Eugenie Bird
“You may be interested to know that fairies live at my farm in Vermont,” says Eugenie Bird matter-of-factly. “Also, I have asked the woodchucks in the area to stop eating my garden, and I am grateful to say that they have honored my request.”
All of this seems appropriate in light of Eugenie Bird’s contribution to Fairie-Ality: The Fashion Collection from the House of Ellwand, where stunning photographs of hand-crafted fairy fashions are augmented by witty captions written by Eugenie Bird herself. Her clever, saucy copy makes it abundantly clear that the feathered hats in Fairie-Ality are designed for maximum lift, the sharply tailored oak leaf jacket boasts ample wing vents, and all flower-petal flats are easily removable for flight.
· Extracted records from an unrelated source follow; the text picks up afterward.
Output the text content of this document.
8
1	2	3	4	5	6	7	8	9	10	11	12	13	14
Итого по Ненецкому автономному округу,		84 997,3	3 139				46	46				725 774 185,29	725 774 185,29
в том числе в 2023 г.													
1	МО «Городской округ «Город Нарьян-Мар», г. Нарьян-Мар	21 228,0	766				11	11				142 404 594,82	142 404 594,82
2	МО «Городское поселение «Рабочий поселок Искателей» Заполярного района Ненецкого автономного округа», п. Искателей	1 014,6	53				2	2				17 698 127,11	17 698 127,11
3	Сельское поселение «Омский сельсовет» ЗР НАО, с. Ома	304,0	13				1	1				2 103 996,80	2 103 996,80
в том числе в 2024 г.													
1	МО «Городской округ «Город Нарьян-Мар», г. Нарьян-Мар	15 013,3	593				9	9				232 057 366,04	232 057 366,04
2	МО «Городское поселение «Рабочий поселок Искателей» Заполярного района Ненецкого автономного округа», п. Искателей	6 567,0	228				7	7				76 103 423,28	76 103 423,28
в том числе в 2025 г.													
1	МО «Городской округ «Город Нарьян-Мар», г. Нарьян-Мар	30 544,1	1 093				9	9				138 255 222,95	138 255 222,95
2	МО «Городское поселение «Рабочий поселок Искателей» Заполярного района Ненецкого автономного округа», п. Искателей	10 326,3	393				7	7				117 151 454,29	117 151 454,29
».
Eugenie Bird says that flipping through vintage issues of Flair, Fleur Cowles’s influential fashion magazine of the 1950s, helped her achieve the perfect fashion-savvy tone. Combing through books such as The Encyclopedia of Fairies by Katharine Briggs alerted her to such details as the fact that not all fairies have wings, necessitating the use of flying aids such as special hats. And the author’s innate love of fairies and nature went a long way toward helping her shape the background story, written in the voice of a breathless young fairy. Offering details only an insider could know, she follows a whirlwind season of social events that begins with a royal cotillion as the first bluebells bloom and ends with a Fairie Tale Wedding on Midsummer’s Eve.
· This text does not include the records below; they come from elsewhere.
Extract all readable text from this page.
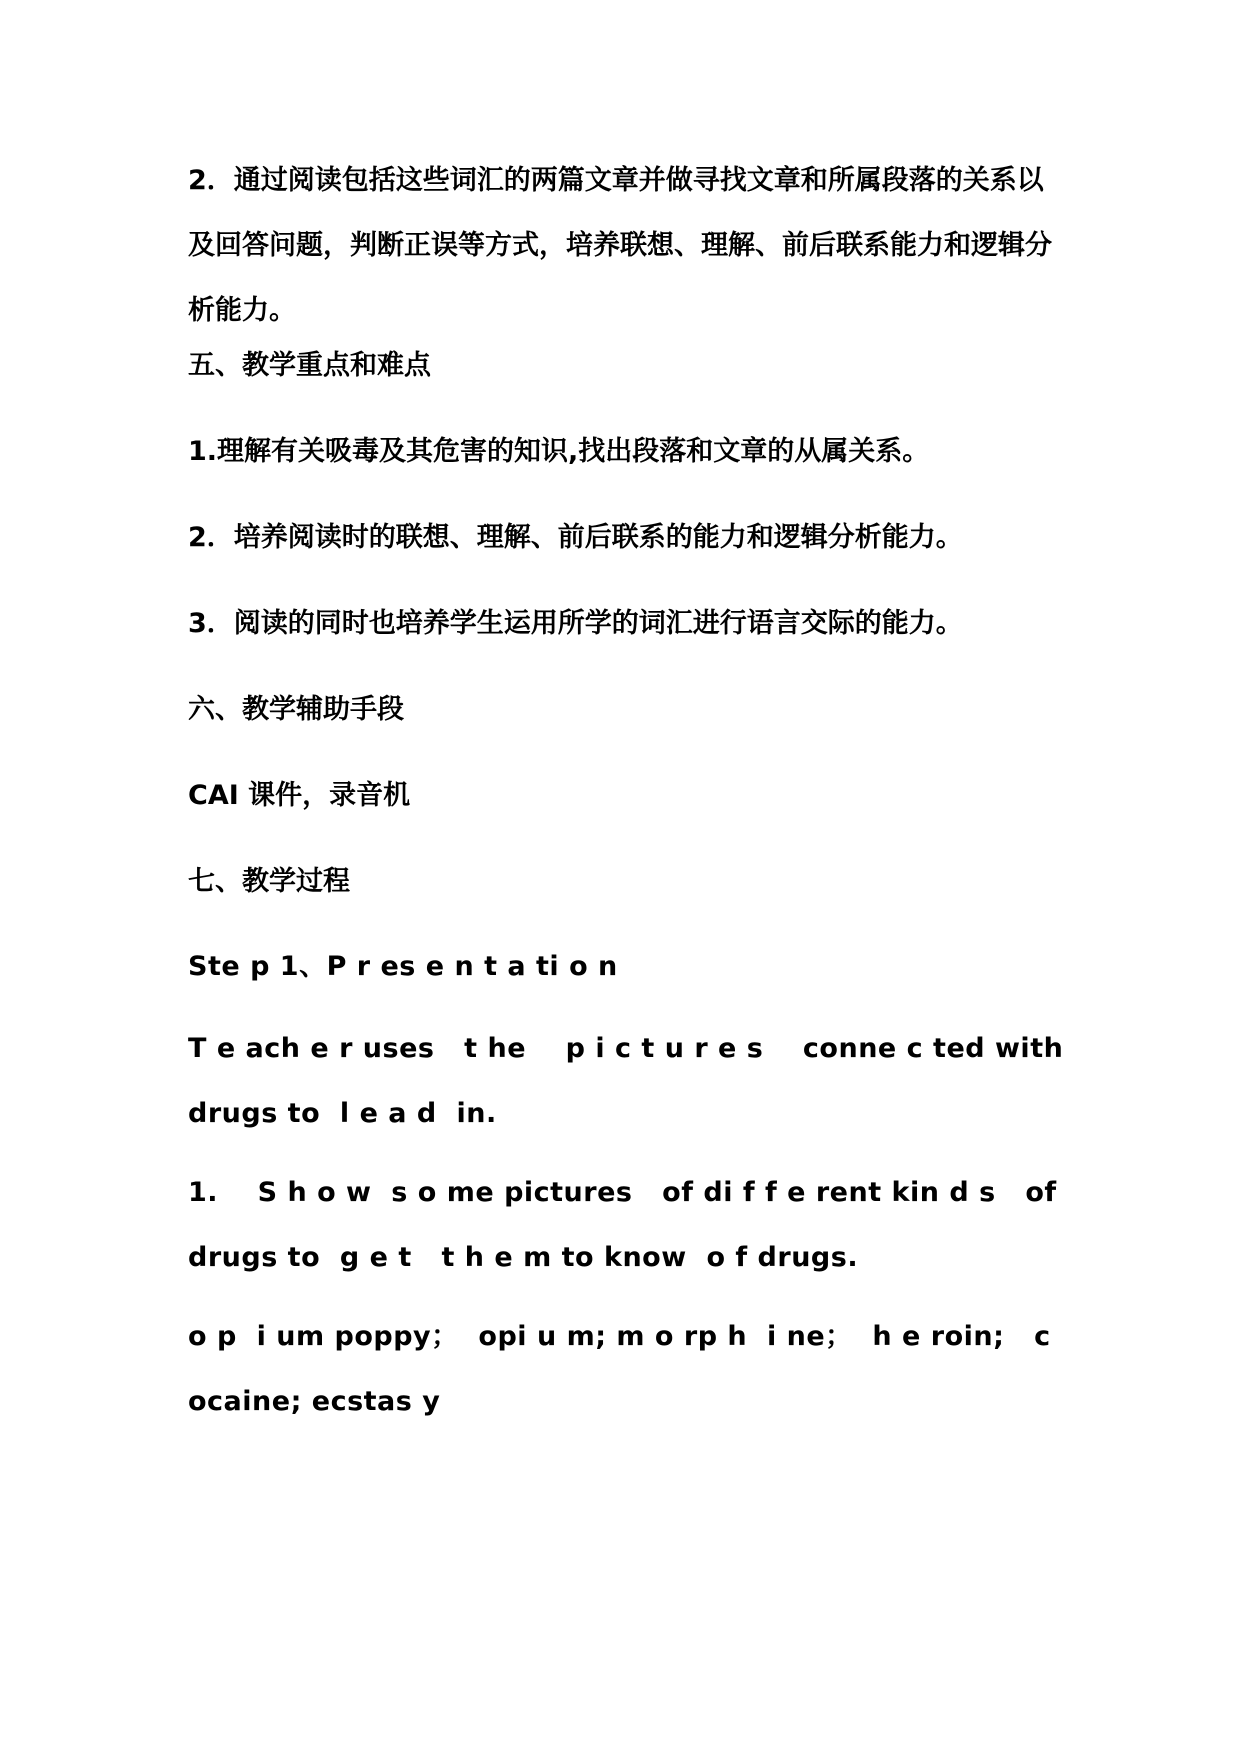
2．通过阅读包括这些词汇的两篇文章并做寻找文章和所属段落的关系以及回答问题，判断正误等方式，培养联想、理解、前后联系能力和逻辑分析能力。

五、教学重点和难点

1.理解有关吸毒及其危害的知识,找出段落和文章的从属关系。

2．培养阅读时的联想、理解、前后联系的能力和逻辑分析能力。

3．阅读的同时也培养学生运用所学的词汇进行语言交际的能力。

六、教学辅助手段

CAI 课件，录音机

七、教学过程

Ste p 1、P r es e n t a ti o n

T e ach e r uses   t he    p i c t u r e s    conne c ted with drugs to  l e a d  in.

1.    S h o w  s o me pictures   of di f f e rent kin d s   of   drugs to  g e t   t h e m to know  o f drugs.

o p  i um poppy；  opi u m; m o rp h  i ne；  h e roin;   cocaine; ecstas y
Eugenie Bird has taught art, edited books for Senator Adlai Stevenson, assisted the director of the Museum of Contemporary Art in Chicago, and created a cultural history program for grammar schools. She is also a certified arc welder. In her spare time, she says she enjoys all sorts of things: “Reading, art, writing, gardening, cooking-which I try to do as well as I can. I like to surprise myself.” The author and her husband raised two children and now divide their time between Chicago and their Vermont farm, which they share with a thriving fairie community.